そのようなことを想像しながら、ロンドン塔の周囲をめぐっていると歴史のロマンを感じ、タイムスリップしたようだ。上記に書いただけでなく、イギリスは征服と計略の血みどろの歴史があることが分かった。日本では外から侵略というのを経験したのが元寇のときくらいで、それも運よく助かっている。その後は太平洋戦争まで、外に対しては平和だった。イギリスの場合は、バイキング(ノルマン人)やスコットランド、フランス、アイルランドなど、常に外部からの侵略がある。だから人種だって入り混じっている。また王様だって処刑されてる(清教徒革命にてチャールズ一世が、クロムウェルなど議会派により)。そういう意味では同じ島国でも、日本とは大違いの外交的な歴史である。


だからこそ、現在のイギリスにおける実践主義も生まれたのかもしれない。またEUから離脱して独自性を守ろうというのも分からないわけではない。最初にユースホテルで出会ったアイルランドの青年が、ブクレジット(EU離脱)のことを「興味ない(知ったこっちゃない)。」と言ったのも、それでもロンドンを楽しんでいるようなのも、長い歴史の果てである。イギリスとアイルランドにも長い闘争の歴史(北アイルランドをめぐる血みどろの戦い)があったりしたのだ。そういうことを知ると、改めて日本は平和だなと感じる。そしてその平和は、決して無料ではないんだと(現在はアメリカに守られている)。
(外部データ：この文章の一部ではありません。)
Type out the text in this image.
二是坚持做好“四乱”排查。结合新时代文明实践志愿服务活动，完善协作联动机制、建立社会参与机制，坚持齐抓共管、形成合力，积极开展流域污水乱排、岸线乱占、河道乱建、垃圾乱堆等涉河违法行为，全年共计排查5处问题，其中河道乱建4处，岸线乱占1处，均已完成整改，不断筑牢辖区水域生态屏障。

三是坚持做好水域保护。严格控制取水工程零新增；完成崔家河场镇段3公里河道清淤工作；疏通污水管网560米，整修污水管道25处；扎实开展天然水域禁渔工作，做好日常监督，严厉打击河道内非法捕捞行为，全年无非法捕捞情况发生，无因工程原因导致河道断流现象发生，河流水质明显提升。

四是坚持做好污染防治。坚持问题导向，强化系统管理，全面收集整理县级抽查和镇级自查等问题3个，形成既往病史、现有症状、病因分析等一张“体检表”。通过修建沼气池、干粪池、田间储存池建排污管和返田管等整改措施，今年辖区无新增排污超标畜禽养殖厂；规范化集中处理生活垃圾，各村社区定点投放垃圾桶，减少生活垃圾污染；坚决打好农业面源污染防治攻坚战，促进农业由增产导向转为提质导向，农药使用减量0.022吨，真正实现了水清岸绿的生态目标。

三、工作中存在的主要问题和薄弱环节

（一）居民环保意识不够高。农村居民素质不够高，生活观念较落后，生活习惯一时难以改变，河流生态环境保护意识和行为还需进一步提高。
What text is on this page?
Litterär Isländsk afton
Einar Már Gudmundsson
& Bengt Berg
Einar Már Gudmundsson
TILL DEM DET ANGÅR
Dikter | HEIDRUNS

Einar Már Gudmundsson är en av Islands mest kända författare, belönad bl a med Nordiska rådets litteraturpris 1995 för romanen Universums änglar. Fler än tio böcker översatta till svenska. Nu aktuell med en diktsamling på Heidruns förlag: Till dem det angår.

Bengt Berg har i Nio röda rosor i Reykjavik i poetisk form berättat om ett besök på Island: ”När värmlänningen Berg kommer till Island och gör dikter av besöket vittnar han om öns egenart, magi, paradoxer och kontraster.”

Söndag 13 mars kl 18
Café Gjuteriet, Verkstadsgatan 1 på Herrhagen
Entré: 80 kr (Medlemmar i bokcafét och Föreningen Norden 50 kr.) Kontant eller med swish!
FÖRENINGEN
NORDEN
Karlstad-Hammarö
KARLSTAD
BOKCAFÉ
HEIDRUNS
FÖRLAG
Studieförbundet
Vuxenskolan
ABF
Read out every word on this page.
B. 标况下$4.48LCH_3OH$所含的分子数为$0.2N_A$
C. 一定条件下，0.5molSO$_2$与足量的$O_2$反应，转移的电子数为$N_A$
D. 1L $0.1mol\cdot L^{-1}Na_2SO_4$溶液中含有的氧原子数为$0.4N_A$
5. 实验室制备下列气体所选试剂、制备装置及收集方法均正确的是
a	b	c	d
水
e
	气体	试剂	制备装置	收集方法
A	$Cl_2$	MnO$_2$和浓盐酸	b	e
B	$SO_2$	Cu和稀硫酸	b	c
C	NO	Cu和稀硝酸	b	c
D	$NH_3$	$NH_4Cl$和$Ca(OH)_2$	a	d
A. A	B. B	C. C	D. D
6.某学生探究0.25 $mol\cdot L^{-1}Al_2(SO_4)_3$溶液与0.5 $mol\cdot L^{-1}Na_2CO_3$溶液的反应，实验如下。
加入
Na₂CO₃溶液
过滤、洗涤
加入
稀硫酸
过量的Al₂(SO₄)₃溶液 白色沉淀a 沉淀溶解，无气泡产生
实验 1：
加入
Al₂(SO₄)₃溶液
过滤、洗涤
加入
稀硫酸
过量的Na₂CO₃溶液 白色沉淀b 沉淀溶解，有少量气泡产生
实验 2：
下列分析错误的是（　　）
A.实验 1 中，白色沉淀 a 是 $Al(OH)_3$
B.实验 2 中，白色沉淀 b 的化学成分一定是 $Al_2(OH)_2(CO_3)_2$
そうこうしているうちに、少しづつ暗くなってきた。夜には空港から日本に帰国しないといけない。その前に軽く晩御飯だけ食べていきたいと、先述したインド料理店を訪れたのだが閉まっていた(この店を探すのにかなり時間かかったのに)。仕方ない、最後はパプで魚のフライをビールで流し込む。やはり美味。これぞイギリス流である。ほんと日本にもこういうビールが欲しい、と思っていたらとうとう二〇二一年にキリンからクラフトビールが発売された。飲んでみると、ラガーや生ビールとは全く違う。イギリスで飲んだあのビールの味に近い、これぞクラフトビール。